Текст книги "О становлении личностью"
Автор книги: Карл Роджерс
Жанр:
Психология
сообщить о нарушении
Текущая страница: 17 (всего у книги 34 страниц)
Часть V ПОСТИЖЕНИЕ ФАКТОВ. МЕСТО ИССЛЕДОВАНИЯ В ПСИХОТЕРАПИИ
Я сделал попытку сверить свой клинический опыт с реальностью, испытав некоторые философские затруднения в вопросе о том, какой «реальности» наиболее адекватен этот опыт
Глава 10 ЛЮДИ ИЛИ НАУКА?
философский вопрос
Я получал большое удовлетворение, когда писал эту работу, но и сейчас я придерживаюсь тех же взглядов.
Думаю, что одна из причин, по которым она мне нравилась, состоит в том, что писал я ее исключительно для себя. Я не думал об ее публикации или использовании в каких-то других целях. Я писал ее только с целью прояснить свое растущее недоумение и существующие во мне противоречия.
Оглянувшись назад, я могу понять происхождение этого противоречия. Налицо было противоречие между логическим позитивизмом, в духе которого я был образован и который я очень уважал, и субъективно ориентированным экзистенциальным мышлением, гнездившимся во мне, которое, как мне казалось, хорошо соответствовало моему опыту психотерапии.
Я – не ученый в области экзистенциальной философии. Впервые я познакомился с работами Сёрена Кьеркегора и Мартина Бубера по настоянию некоторых теологов, работавших со мной в Чикаго. Они были уверены, что мышление этих двух людей покажется мне близким по духу, и в этом они были в значительной мере правы. Хотя у Кьеркегора есть много того, что вообще не вызывает у меня никакого отклика, некоторые его глубоко проникновенные убеждения великолепно выражают мои взгляды, которые я, однако, никак не мог сформулировать. Хотя Кьеркегор жил добрую сотню лет назад, я не могу не считать его легкоранимым и глубоко восприимчивым другом. Я думаю, эта работа свидетельствует о том, что я обязан ему. В основном я обязан ему тем, что по прочтении его работ я освободился и захотел больше доверять своему собственному опыту и более полно выражать его.
Также мне помогало то, что я писал эту работу вдалеке от своих коллег, проводя зиму в Такско. Я написал там бoльшую ее часть. Годом позже на карибском острове Гренада я дописал статью, закончив последний ее раздел.
Как и несколько других работ этого тома, я размножил ее для моих коллег и студентов. Через несколько лет мне предложили представить ее к публикации, и, к моему удивлению, она была принята в "American Psychologist". Я поместил эту работу сюда, так как мне кажется, что она лучше других выражает контекст, в котором я вижу исследование психотерапии; статья также проясняет причину моей "двойной жизни", субъективного и объективного.

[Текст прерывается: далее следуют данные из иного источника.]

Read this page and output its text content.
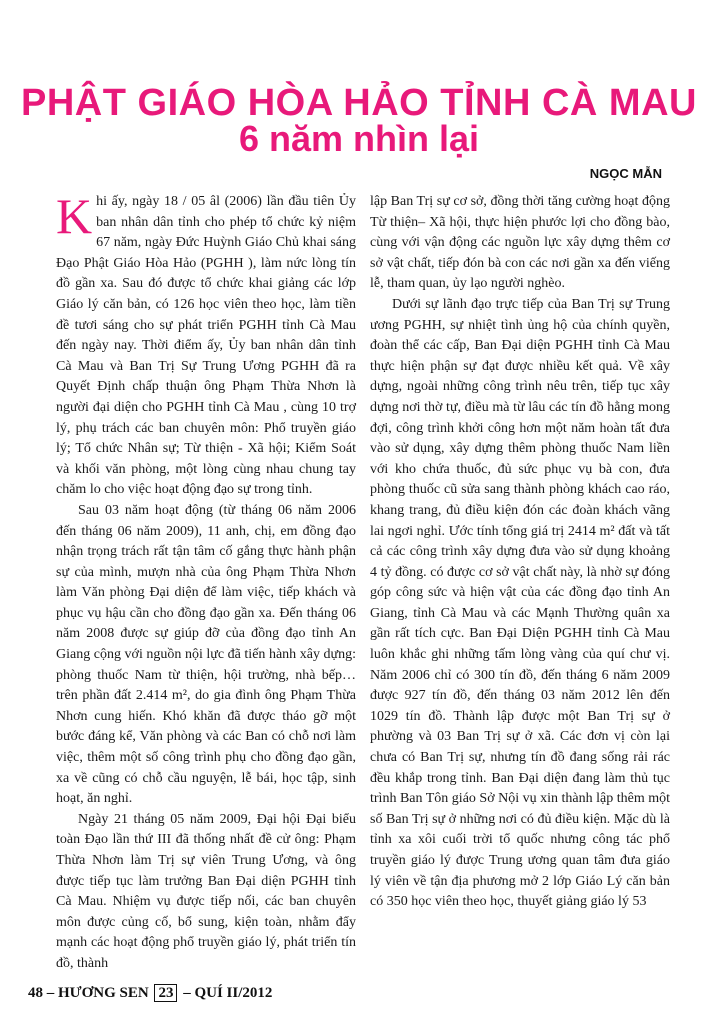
PHẬT GIÁO HÒA HẢO TỈNH CÀ MAU
6 năm nhìn lại
NGỌC MẪN

Khi ấy, ngày 18 / 05 âl (2006) lần đầu tiên Ủy ban nhân dân tỉnh cho phép tổ chức kỷ niệm 67 năm, ngày Đức Huỳnh Giáo Chủ khai sáng Đạo Phật Giáo Hòa Hảo (PGHH ), làm nức lòng tín đồ gần xa. Sau đó được tổ chức khai giảng các lớp Giáo lý căn bản, có 126 học viên theo học, làm tiền đề tươi sáng cho sự phát triển PGHH tỉnh Cà Mau đến ngày nay. Thời điểm ấy, Ủy ban nhân dân tỉnh Cà Mau và Ban Trị Sự Trung Ương PGHH đã ra Quyết Định chấp thuận ông Phạm Thừa Nhơn là người đại diện cho PGHH tỉnh Cà Mau , cùng 10 trợ lý, phụ trách các ban chuyên môn: Phổ truyền giáo lý; Tổ chức Nhân sự; Từ thiện - Xã hội; Kiểm Soát và khối văn phòng, một lòng cùng nhau chung tay chăm lo cho việc hoạt động đạo sự trong tỉnh.

Sau 03 năm hoạt động (từ tháng 06 năm 2006 đến tháng 06 năm 2009), 11 anh, chị, em đồng đạo nhận trọng trách rất tận tâm cố gắng thực hành phận sự của mình, mượn nhà của ông Phạm Thừa Nhơn làm Văn phòng Đại diện để làm việc, tiếp khách và phục vụ hậu cần cho đồng đạo gần xa. Đến tháng 06 năm 2008 được sự giúp đỡ của đồng đạo tỉnh An Giang cộng với nguồn nội lực đã tiến hành xây dựng: phòng thuốc Nam từ thiện, hội trường, nhà bếp… trên phần đất 2.414 m², do gia đình ông Phạm Thừa Nhơn cung hiến. Khó khăn đã được tháo gỡ một bước đáng kể, Văn phòng và các Ban có chỗ nơi làm việc, thêm một số công trình phụ cho đồng đạo gần, xa về cũng có chỗ cầu nguyện, lễ bái, học tập, sinh hoạt, ăn nghỉ.

Ngày 21 tháng 05 năm 2009, Đại hội Đại biểu toàn Đạo lần thứ III đã thống nhất đề cử ông: Phạm Thừa Nhơn làm Trị sự viên Trung Ương, và ông được tiếp tục làm trưởng Ban Đại diện PGHH tỉnh Cà Mau. Nhiệm vụ được tiếp nối, các ban chuyên môn được củng cố, bổ sung, kiện toàn, nhằm đẩy mạnh các hoạt động phổ truyền giáo lý, phát triển tín đồ, thành

lập Ban Trị sự cơ sở, đồng thời tăng cường hoạt động Từ thiện– Xã hội, thực hiện phước lợi cho đồng bào, cùng với vận động các nguồn lực xây dựng thêm cơ sở vật chất, tiếp đón bà con các nơi gần xa đến viếng lễ, tham quan, ủy lạo người nghèo.

Dưới sự lãnh đạo trực tiếp của Ban Trị sự Trung ương PGHH, sự nhiệt tình ủng hộ của chính quyền, đoàn thể các cấp, Ban Đại diện PGHH tỉnh Cà Mau thực hiện phận sự đạt được nhiều kết quả. Về xây dựng, ngoài những công trình nêu trên, tiếp tục xây dựng nơi thờ tự, điều mà từ lâu các tín đồ hằng mong đợi, công trình khởi công hơn một năm hoàn tất đưa vào sử dụng, xây dựng thêm phòng thuốc Nam liền với kho chứa thuốc, đủ sức phục vụ bà con, đưa phòng thuốc cũ sửa sang thành phòng khách cao ráo, khang trang, đủ điều kiện đón các đoàn khách vãng lai ngơi nghỉ. Ước tính tổng giá trị 2414 m² đất và tất cả các công trình xây dựng đưa vào sử dụng khoảng 4 tỷ đồng. có được cơ sở vật chất này, là nhờ sự đóng góp công sức và hiện vật của các đồng đạo tỉnh An Giang, tỉnh Cà Mau và các Mạnh Thường quân xa gần rất tích cực. Ban Đại Diện PGHH tỉnh Cà Mau luôn khắc ghi những tấm lòng vàng của quí chư vị. Năm 2006 chỉ có 300 tín đồ, đến tháng 6 năm 2009 được 927 tín đồ, đến tháng 03 năm 2012 lên đến 1029 tín đồ. Thành lập được một Ban Trị sự ở phường và 03 Ban Trị sự ở xã. Các đơn vị còn lại chưa có Ban Trị sự, nhưng tín đồ đang sống rải rác đều khắp trong tỉnh. Ban Đại diện đang làm thủ tục trình Ban Tôn giáo Sở Nội vụ xin thành lập thêm một số Ban Trị sự ở những nơi có đủ điều kiện. Mặc dù là tỉnh xa xôi cuối trời tổ quốc nhưng công tác phổ truyền giáo lý được Trung ương quan tâm đưa giáo lý viên về tận địa phương mở 2 lớp Giáo Lý căn bản có 350 học viên theo học, thuyết giảng giáo lý 53

48 – HƯƠNG SEN 23 – QUÍ II/2012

ВведениеЭта работа отражает мои личные взгляды, которые я выразил в первую очередь для самого себя, чтобы прояснить проблему, ставившую меня в тупик. Для других она будет интересна лишь в той мере, в какой эта проблема для них существует. Поэтому во вступлении я опишу, как возникла настоящая статья.
В то время как я приобретал опыт терапевта, продолжая волнующее благодатное занятие психотерапией, и работал как научный исследователь с целью найти объективную суть психотерапии, я стал все более сознавать глубокие расхождения между этими двумя ролями. Чем более хорошим терапевтом я становился (а я полагаю, так оно и было), тем более сознавал свою полную субъективность, в тех случаях, когда мне лучше всего удавалась эта роль. А по мере того, как я становился более опытным исследователем, знающим и нацеленным на решение научных проблем (а я полагаю, так оно и было), то чувствовал возрастающее неудобство от контраста между строгой объективностью меня-ученого и почти мистической субъективностью меня-терапевта. Данная работа возникла в результате осмысления этого конфликта.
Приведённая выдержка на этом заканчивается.